The ease of genetic manipulation of GEMM-derived cell lines has enabled biologic discoveries. For example, Vo et al. (2016) found that the interaction of MYC and MIZ (MIZ-type zinc finger) is crucial for maintaining tumor stemness, which appears to affect the development of group 3 MB in vivo. The loss of this interaction changes the disease pathology entirely, further highlighting the role of MYC and MIZ in defining subgroup identity (Vo et al., 2016). Our group found that the expression of the ATP-binding cassette transporter subfamily G member 2 (ABCG2) significantly influences group 3 MB response to chemotherapy (Morfouace et al., 2015; Wijaya et al., 2017). Using a group 3 GEMM–derived model, we found that ABCG2 is highly expressed at the plasma membrane.
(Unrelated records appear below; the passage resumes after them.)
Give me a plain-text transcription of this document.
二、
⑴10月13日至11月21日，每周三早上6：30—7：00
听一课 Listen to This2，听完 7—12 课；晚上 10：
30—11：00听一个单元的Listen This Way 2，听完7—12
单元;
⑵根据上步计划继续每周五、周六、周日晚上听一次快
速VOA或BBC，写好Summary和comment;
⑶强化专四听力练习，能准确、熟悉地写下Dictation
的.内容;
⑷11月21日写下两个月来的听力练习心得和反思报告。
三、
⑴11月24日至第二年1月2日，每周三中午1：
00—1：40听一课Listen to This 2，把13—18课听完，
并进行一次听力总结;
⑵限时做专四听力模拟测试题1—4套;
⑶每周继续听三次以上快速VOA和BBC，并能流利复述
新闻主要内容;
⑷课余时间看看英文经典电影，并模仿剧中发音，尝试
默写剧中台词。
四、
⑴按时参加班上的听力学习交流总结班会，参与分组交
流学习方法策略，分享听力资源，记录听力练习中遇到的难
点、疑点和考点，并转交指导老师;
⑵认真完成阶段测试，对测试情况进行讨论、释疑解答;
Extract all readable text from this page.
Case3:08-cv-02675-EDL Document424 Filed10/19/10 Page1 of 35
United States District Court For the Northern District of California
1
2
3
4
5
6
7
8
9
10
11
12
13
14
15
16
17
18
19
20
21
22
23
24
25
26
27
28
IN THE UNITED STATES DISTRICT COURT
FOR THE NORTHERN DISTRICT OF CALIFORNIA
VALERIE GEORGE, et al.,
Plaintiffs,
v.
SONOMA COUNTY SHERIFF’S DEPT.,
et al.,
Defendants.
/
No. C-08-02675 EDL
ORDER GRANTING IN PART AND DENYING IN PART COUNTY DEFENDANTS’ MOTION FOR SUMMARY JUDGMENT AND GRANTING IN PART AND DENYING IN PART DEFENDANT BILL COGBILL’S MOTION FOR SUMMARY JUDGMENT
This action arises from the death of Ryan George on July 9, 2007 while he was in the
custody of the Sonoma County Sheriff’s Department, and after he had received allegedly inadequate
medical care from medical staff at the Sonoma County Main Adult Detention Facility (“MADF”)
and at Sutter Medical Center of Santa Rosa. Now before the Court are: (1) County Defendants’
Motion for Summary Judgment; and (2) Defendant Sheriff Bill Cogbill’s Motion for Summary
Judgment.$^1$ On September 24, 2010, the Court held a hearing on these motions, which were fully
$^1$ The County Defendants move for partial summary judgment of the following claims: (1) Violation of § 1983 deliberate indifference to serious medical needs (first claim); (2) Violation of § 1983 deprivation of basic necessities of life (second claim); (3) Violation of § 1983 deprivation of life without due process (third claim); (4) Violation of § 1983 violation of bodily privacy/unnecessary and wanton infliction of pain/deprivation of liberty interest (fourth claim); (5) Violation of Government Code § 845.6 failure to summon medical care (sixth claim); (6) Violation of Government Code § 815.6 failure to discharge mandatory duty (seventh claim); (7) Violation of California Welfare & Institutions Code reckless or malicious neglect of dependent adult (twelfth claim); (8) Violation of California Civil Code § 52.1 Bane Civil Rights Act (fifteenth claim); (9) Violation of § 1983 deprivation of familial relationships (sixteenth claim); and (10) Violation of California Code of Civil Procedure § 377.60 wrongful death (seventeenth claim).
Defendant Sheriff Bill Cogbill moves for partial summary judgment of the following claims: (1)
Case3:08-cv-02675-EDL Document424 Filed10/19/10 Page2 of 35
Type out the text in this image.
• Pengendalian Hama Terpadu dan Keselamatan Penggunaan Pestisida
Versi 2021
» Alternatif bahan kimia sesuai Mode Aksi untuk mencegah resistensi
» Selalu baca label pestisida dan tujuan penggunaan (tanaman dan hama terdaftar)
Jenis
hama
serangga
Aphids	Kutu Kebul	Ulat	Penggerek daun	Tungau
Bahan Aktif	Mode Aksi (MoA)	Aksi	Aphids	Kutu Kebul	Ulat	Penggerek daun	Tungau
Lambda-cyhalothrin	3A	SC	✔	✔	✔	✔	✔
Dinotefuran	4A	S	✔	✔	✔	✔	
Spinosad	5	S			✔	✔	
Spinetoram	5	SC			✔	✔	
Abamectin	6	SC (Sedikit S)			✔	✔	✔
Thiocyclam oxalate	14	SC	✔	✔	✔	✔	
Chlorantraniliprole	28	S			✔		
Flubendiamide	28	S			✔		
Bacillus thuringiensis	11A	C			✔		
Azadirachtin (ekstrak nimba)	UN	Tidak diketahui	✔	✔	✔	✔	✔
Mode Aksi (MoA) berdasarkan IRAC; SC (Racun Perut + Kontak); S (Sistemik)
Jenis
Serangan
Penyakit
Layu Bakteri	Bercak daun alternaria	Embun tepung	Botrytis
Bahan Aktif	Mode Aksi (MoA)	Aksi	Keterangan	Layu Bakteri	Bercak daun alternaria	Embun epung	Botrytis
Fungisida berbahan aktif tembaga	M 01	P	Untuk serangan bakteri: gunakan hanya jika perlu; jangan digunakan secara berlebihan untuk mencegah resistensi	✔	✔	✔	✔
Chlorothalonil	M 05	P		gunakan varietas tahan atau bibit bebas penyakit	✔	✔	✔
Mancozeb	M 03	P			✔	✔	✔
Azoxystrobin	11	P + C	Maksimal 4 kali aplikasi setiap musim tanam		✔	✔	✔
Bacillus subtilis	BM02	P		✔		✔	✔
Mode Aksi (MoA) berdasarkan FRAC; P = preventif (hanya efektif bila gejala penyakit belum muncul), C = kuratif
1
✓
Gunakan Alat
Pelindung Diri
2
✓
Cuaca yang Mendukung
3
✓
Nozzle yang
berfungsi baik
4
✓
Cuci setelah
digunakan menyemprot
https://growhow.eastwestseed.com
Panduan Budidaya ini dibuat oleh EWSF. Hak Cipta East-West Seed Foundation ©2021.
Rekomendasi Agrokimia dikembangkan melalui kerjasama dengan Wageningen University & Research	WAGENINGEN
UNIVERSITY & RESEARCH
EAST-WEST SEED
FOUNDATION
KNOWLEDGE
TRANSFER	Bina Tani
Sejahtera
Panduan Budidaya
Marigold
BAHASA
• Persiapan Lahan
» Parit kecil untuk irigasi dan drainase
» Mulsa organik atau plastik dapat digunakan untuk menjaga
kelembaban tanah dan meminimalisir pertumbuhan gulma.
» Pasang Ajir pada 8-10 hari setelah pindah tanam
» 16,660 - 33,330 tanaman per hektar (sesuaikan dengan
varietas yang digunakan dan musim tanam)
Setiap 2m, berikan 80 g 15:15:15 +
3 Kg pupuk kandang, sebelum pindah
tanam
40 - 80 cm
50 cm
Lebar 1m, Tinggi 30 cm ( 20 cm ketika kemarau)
Inhibition of ABCG2 function in vitro by using the ABCG2-specific inhibitor fumitremorgin C increases the number of apoptotic tumor cells. Importantly, ABCG2 inhibition in vivo increases topotecan cytotoxicity and extends the survival of tumor-bearing mice (Morfouace et al., 2015).
2. GEMMs
a. SHH-MB GEMMs
The first MB GEMM was for the SHH subgroup. The Ptc+/– mouse was engineered in 1997 (Goodrich et al., 1997). By homologous recombination, part of the first and the entire second exon of Ptc was replaced with the marker gene LacZ (encoding β-galactosidase) and neomycin genes (Goodrich et al., 1997). The authors discovered that Ptc is an essential gene because homozygous deletion of Ptc was embryonically lethal (E9.0–E10.5). In contrast, the loss of one allele of Ptc produced phenotypes commonly observed in basal cell nevus syndrome (also known as Gorlin syndrome), which includes formation of extra digits in the hindlimb and an increased propensity to develop brain tumor/MB (14%), with peak incidence between 16 and 24 weeks (Goodrich et al., 1997). Subsequent studies found that the loss of Trp53 and inactivation of one Ptc allele resulted in more than 95% of mice developing MB about 12 weeks after birth (Wetmore et al., 2000, 2001). Loss of the cyclin-dependent kinase inhibitor p18Ink4c in the Ptc+/– background also increased the incidence of MB, highlighting the role of Retinoblasma protein in MB pathogenesis (Uziel et al., 2005). Similarly, the loss of p27(Kip1) cyclin-dependent kinase inhibitor in the Ptc+/– background resulted in MB with increased latency and penetrance compared with the loss of Ptc alone (Ayrault et al., 2009). These latter two GEMMs are particularly useful to model SHH-MB without the loss of the tumor suppressor TP53, which is the subtype that develops in most patients with SHH-MB (Cavalli et al., 2017). Further developments in SHH-MB GEMMs include the Cre-LoxP system, which enables the inducible deletion of Ptc in specific cell types (Yang et al., 2008); Sufu+/– (Suppressor of Fused); Trp53–/– mice, 60% of which develop MB within 4 months (Lee et al., 2007); and oncogenic SMO mutants, which are accurate models of drug-resistant MB tumors and those that produce leptomeningeal metastases (Hallahan et al., 2004; Hatton et al., 2008).
b. WNT-MB GEMM
For years, MB tumors were thought to arise only within the cerebellum and from granule neuron progenitors as the cell of origin (Rutka and Hoffman, 1996). However, such a monolithic perspective was changed by GEMMs. Specifically, Gibson et al. (2010) discovered that WNT tumors arise outside of the cerebellum from progenitor cells in the dorsal brainstem. Unlike SHH tumors, which are located in the cerebellar hemisphere, WNT tumors are Zic+ and found in the dorsal brainstem (Gibson et al., 2010). This finding enabled the development of mouse models of the WNT-MB subgroup, which accurately resemble human WNT-MB.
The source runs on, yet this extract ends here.